Help. I’m grateful to live near family and have my mom, dad, and sister take turns coming down for my infusions to help with the dog (and to be with me in case of emergency). Travis did an incredible job managing as my primary caretaker in South Carolina. It was not easy by any means, and it helps so much to have extra helping hands who can take turns with my infusions and appointments.

Treatment. I’ve been on IVIG regularly for a year and a half, and it was just about a year ago when we finally found the right routine to make side effects manageable. I’m grateful to have access to comprehensive health insurance, and to now be with a provider that recognizes the validity of IVIG as a treatment. I’m also grateful for my port! This year was the year I finally had a port placed. It’s made treatment so much easier.
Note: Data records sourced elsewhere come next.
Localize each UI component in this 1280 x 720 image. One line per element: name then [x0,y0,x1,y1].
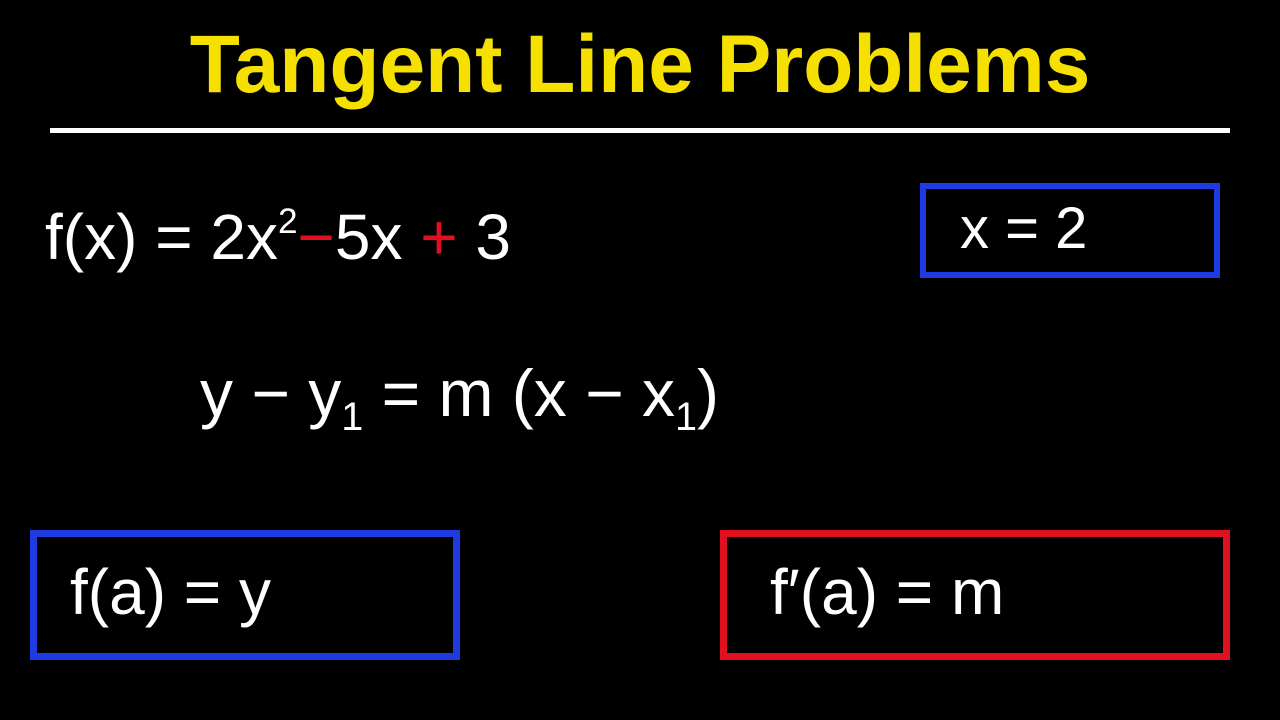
fx-minus: − [298,201,335,273]
x-value-equation: x = 2 [960,195,1087,262]
ps-sub1: 1 [341,395,363,439]
fx-middle: 5x [335,201,403,273]
point-slope-equation: y − y1 = m (x − x1) [200,355,719,440]
ps-p2: = m (x − x [363,356,675,430]
x-value-text: x = 2 [960,196,1087,261]
fpa-m-text: f′(a) = m [770,556,1004,628]
ps-p1: y − y [200,356,341,430]
fx-suffix: 3 [475,201,511,273]
function-equation: f(x) = 2x2−5x + 3 [45,200,511,274]
fprime-a-equals-m-equation: f′(a) = m [770,555,1004,629]
fa-y-text: f(a) = y [70,556,271,628]
title-text: Tangent Line Problems [190,19,1091,110]
title-underline [50,128,1230,133]
page-title: Tangent Line Problems [190,18,1091,112]
fa-equals-y-equation: f(a) = y [70,555,271,629]
fx-prefix: f(x) = 2x [45,201,278,273]
ps-p3: ) [697,356,719,430]
fx-exponent: 2 [278,202,298,241]
ps-sub2: 1 [675,395,697,439]
fx-plus: + [420,201,457,273]
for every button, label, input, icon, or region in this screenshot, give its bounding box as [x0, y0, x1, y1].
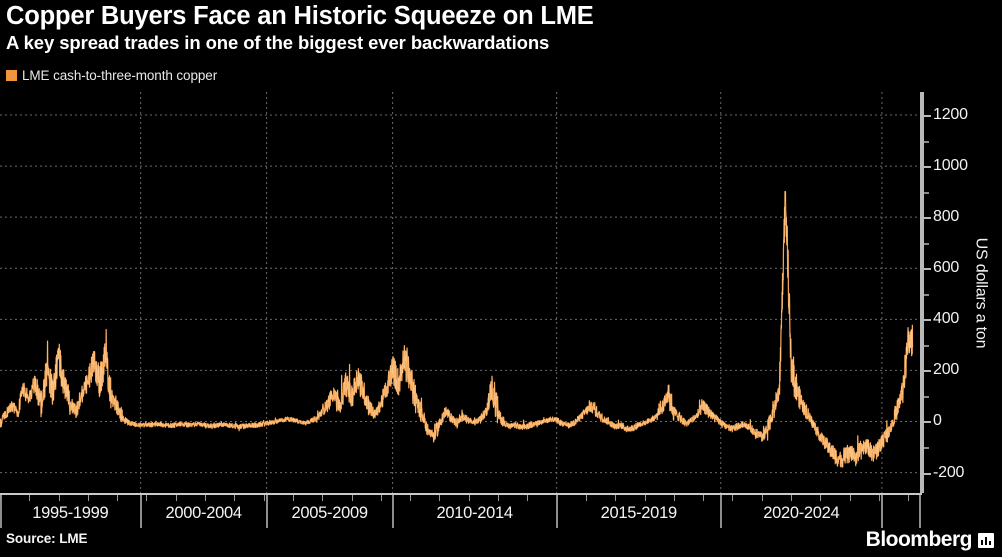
x-tick — [556, 495, 558, 501]
brand-name-label: Bloomberg — [865, 528, 973, 551]
x-tick — [0, 495, 1, 501]
x-tick — [585, 495, 587, 501]
y-tick-minor — [924, 191, 929, 194]
y-tick-label: 0 — [933, 412, 942, 430]
x-tick — [205, 495, 207, 501]
y-tick-label: 800 — [933, 208, 960, 226]
x-axis-line — [0, 493, 922, 495]
x-group-separator — [719, 495, 722, 528]
x-tick — [58, 495, 60, 501]
x-tick — [615, 495, 617, 501]
x-tick — [761, 495, 763, 501]
x-tick — [439, 495, 441, 501]
x-tick — [87, 495, 89, 501]
bloomberg-logo-icon — [978, 532, 994, 548]
y-axis-title-label: US dollars a ton — [972, 237, 990, 348]
x-group-separator — [555, 495, 558, 528]
y-tick — [924, 370, 931, 373]
y-tick-minor — [924, 140, 929, 143]
x-tick — [908, 495, 910, 501]
bloomberg-brand: Bloomberg — [866, 528, 994, 552]
x-tick — [878, 495, 880, 501]
y-tick-label: -200 — [933, 463, 965, 481]
x-group-separator — [265, 495, 268, 528]
y-tick — [924, 217, 931, 220]
x-group-label: 2000-2004 — [165, 504, 243, 522]
y-tick — [924, 319, 931, 322]
x-tick — [498, 495, 500, 501]
x-tick — [732, 495, 734, 501]
legend-swatch-icon — [6, 70, 17, 81]
x-tick — [410, 495, 412, 501]
y-axis-line — [920, 92, 924, 493]
x-group-separator — [880, 495, 883, 528]
x-tick — [322, 495, 324, 501]
x-tick — [29, 495, 31, 501]
chart-title: Copper Buyers Face an Historic Squeeze o… — [6, 2, 594, 30]
plot-area — [0, 92, 920, 493]
y-tick-minor — [924, 293, 929, 296]
x-tick — [175, 495, 177, 501]
x-tick — [644, 495, 646, 501]
x-tick — [292, 495, 294, 501]
x-group-label: 2005-2009 — [291, 504, 369, 522]
x-group-separator — [0, 495, 2, 528]
x-group-label: 2010-2014 — [436, 504, 514, 522]
x-tick — [703, 495, 705, 501]
x-tick — [849, 495, 851, 501]
y-tick-label: 1200 — [933, 105, 968, 123]
x-group-separator — [391, 495, 394, 528]
x-tick — [263, 495, 265, 501]
source-note: Source: LME — [6, 531, 88, 546]
y-tick-minor — [924, 447, 929, 450]
data-series-highlight — [0, 191, 913, 468]
x-tick — [117, 495, 119, 501]
legend-item-label: LME cash-to-three-month copper — [22, 68, 218, 83]
x-group-label: 1995-1999 — [32, 504, 109, 522]
x-tick — [820, 495, 822, 501]
y-tick-minor — [924, 344, 929, 347]
y-tick-minor — [924, 395, 929, 398]
y-tick — [924, 166, 931, 169]
series-canvas — [0, 92, 920, 493]
y-tick-label: 200 — [933, 361, 960, 379]
x-tick — [351, 495, 353, 501]
y-tick-label: 600 — [933, 259, 960, 277]
x-tick — [791, 495, 793, 501]
y-tick-label: 400 — [933, 310, 960, 328]
chart-subtitle: A key spread trades in one of the bigges… — [6, 32, 550, 53]
x-tick — [527, 495, 529, 501]
x-tick — [468, 495, 470, 501]
x-group-separator — [139, 495, 142, 528]
y-axis-title: US dollars a ton — [966, 92, 994, 493]
chart-legend: LME cash-to-three-month copper — [6, 68, 217, 83]
y-tick — [924, 472, 931, 475]
x-tick — [380, 495, 382, 501]
y-tick-minor — [924, 242, 929, 245]
x-group-separator — [919, 495, 921, 528]
y-tick — [924, 421, 931, 424]
x-group-label: 2020-2024 — [763, 504, 840, 522]
y-tick — [924, 114, 931, 117]
y-tick — [924, 268, 931, 271]
x-tick — [673, 495, 675, 501]
x-tick — [234, 495, 236, 501]
x-tick — [146, 495, 148, 501]
y-tick-label: 1000 — [933, 157, 968, 175]
x-group-label: 2015-2019 — [600, 504, 678, 522]
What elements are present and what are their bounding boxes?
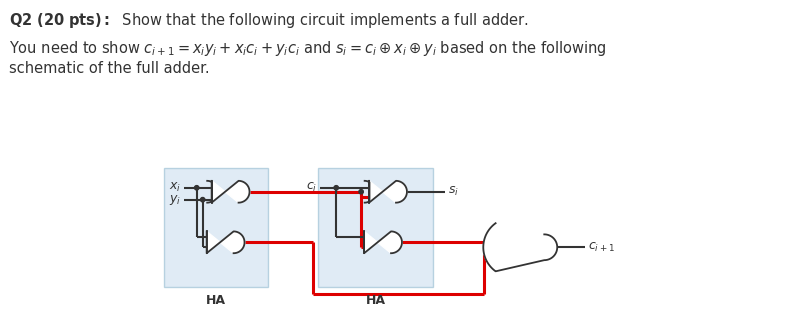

Trust in my capabilities.  Working full time for the last ~49 weeks has been… indescribable. As a person who has experienced discrimination in the workplace as a member of the disability community, working for a company that supports me, trusts in my capabilities, and accommodates my health needs without shame is more than I could have ever asked for. When I started Larkspur + Laurel in 2015, I had no intention of ever returning to work in a “normal” capacity. Granted, it’s still far from normal. I work 100% remotely, and every 14 days I work while hooked up to a 6 hour infusion at home. I’ve only visited my office twice (what!). But I’ve never felt like I had to prove that I am worth employing as a disabled person. To sum it up, it’s been entirely unexpected and one of the most rewarding and enriching work experiences.

Opportunity to share. Sharing any type of personal information on the internet is terrifying. Because people can be mean, let’s be honest. And it can feel inauthentic. On more than one occasion, someone I knew fairly well made hurtful remarks about sharing openly about my health. This year, I pushed myself to do more to share more to encourage other creatives who are trying to balance health and their own creative businesses. In 2017 I have continued blogging and using social media (mainly Instagram) to do this. While it may drive away some potential art collectors, the relationships made through the decision to share openly about my health have far outweighed any potential “loss” by those who are uncomfortable with disability and illness. This year, I’ve also had the opportunity to interviewed for a podcast, interviewed for articles, and even gave a talk on creativity for the chronically ill at an online summit!

More than anything, I’ve been grateful to continue to paint and bring accessible art to homes around the US. Thank you for supporting me every step of the way!